As we have seen, this provision of the Constitution is not self-executing. It requires legislation to enforce it. It therefore was not in force when the proceedings to effect an increase of the stock of the corporation was taken in the case before us. In this respect, it is unlike the provision in the Constitution (§ 19, art. xi), considered and passed on in McDonald v. Patterson, the opinion in which was filed on the 2nd day of March, 1880. That provision was strongly prohibitory, was selfexecuting, and required no legislation to enforce it. It was binding on every one-every department of the government and every source of authority to legislate-and took effect as soon as the Constitution went into operation in January of this year. The conclusion reached is not effected by § 22 of article i of the Constitution That section declares, that "the provisions of this Constitution are declared to be mandatory and prohibitory, unless by express words they are declared to be other

wise." This section, as a rule of construction, applies to all sections alike. It applies to § 1 of article xxii as much as to § 11 of article xii, or any other. The provision of the former section, that "all laws which are inconsistent with such provisions of the Constitution as require legislation to enforce them, shall remain in full force until the 1st day of July, 1880, unless sooner altered or repealed by the Legislature," is a mandate that we cannot disregard. The prohibitory language used in § 11, article xii, so far as affects this case, is a provision operating upon the Legislature when they come to enact the general law referred to in it, as a restriction upon its power to the extent expressed in the section. It is not a positive prohibition, annulling a law even if consistent with the restrictions to be inserted in the general law when enacted, but a prohibition operating on the Legislature when they enact the general law. In fine, it is a prohibition to be made effective by legislation, with the qualification, that if the Legislature enacts no such general law, or does not repeal or alter the existing law before the 1st day of July, 1880, such law, though inconsistent with the provisions of the Constitution which require legislation to enforce it, ceases to be of any validity or effect on the day just named.

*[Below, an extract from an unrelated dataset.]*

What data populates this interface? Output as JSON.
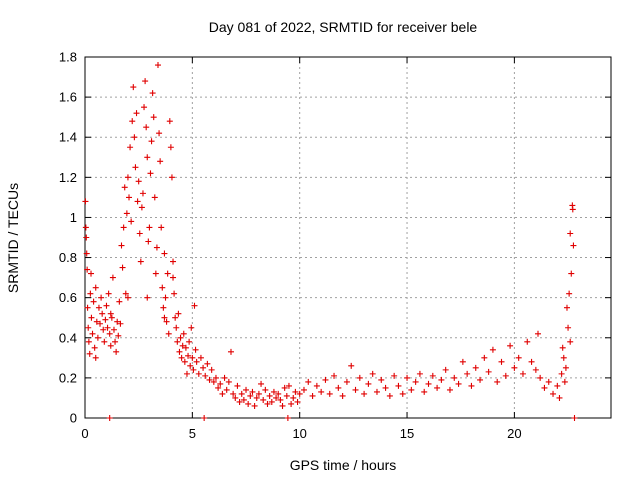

The provisions referred to in § 1, article xxii, must contain the express words mentioned in § 22, article i, otherwise they are of no effect in every case where language apparently prohibitory is used in a section requiring legislation to enforce it. Such a construction as that indicated by the last clause of the preceding sentence would in effect nullify the mandate of § 1, article xxii. To follow such a construction would be to disregard the mandate, under the guise of obeying it. The latter clause of § 11, article xii, is only a restriction on legislative power thereafter to be exercised, and is not a negation of all power to the Legislature. It plainly recognizes the power of the Legislature to act, by general law, to accomplish an increase of capital stock, restrained by other provisions of that section.

It follows, as a deduction from the above, that the order of the Court below must be reversed, and the cause remanded. So ordered.

MCKINSTRY, J., Ross, J., SHARPSTEIN, J., and MCKEE, J., concurred.